基本はルーメンを基準に選んで下さい。というのも、自転車のライトの照射角度はメーカー間で大きく異なることはなく概ね25度前後で設定されているからです。使用環境に応じて以下のルーメン値を参考にしていただければ、求めている明るさと大きなズレはないかなと思います。

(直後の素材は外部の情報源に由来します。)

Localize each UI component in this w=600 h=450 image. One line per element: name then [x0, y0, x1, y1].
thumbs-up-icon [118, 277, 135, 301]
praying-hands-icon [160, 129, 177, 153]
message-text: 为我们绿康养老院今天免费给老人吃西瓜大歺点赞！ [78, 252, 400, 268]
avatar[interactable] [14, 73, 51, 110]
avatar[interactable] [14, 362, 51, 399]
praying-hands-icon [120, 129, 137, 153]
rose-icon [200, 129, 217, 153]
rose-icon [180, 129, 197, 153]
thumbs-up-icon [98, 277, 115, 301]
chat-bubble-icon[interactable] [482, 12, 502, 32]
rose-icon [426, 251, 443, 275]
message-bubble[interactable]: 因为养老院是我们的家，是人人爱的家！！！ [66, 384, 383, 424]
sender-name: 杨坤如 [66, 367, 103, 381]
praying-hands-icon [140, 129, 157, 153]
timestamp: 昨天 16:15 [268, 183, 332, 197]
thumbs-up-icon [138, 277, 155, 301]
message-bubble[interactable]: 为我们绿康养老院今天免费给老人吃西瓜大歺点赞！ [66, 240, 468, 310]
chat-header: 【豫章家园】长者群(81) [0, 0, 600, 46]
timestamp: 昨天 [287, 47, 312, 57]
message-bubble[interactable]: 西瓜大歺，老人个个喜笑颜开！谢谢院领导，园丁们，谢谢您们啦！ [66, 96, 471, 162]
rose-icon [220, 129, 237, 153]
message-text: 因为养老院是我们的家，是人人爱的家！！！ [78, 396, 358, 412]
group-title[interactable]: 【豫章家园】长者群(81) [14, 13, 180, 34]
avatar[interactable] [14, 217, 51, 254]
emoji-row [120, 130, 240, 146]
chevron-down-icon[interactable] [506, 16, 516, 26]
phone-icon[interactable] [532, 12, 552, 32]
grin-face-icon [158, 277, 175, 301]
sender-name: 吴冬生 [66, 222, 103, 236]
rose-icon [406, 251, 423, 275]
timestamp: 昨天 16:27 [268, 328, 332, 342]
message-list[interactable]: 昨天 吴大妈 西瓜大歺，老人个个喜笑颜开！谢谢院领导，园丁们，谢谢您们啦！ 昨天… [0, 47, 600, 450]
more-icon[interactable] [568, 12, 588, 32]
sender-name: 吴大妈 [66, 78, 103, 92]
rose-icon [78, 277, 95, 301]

街灯バリバリの市街地オンリーの方は→15~100ルーメン
郊外も走るという方は→100〜350ルーメン
田舎道や峠道もガッツリ走る方は→350〜900ルーメン

参考までに車のヘッドライトはハロゲンだと1000〜1500lm、LEDやHIDだと3000lmほどだそうです。

駆動時間やバッテリータイプも確認しておこう

現在市販されているライトには電池タイプとバッテリータイプの2種類に大別されます。それぞれ特性はあるもの大きな特徴としては、

  • 電池タイプ→駆動時間が長い、明るさはそこそこ、ランニングコストがかかる
  • バッテリータイプ→とても明るい、駆動時間が短い、充電して繰り返し使える、USB給電

最近はもっぱらバッテリーが主流ですが、乾電池でもエネループなどを使えば繰り返し使えますし、電池が途中でなくなってしまってもコンビニなどで入手出来るというメリットもあります。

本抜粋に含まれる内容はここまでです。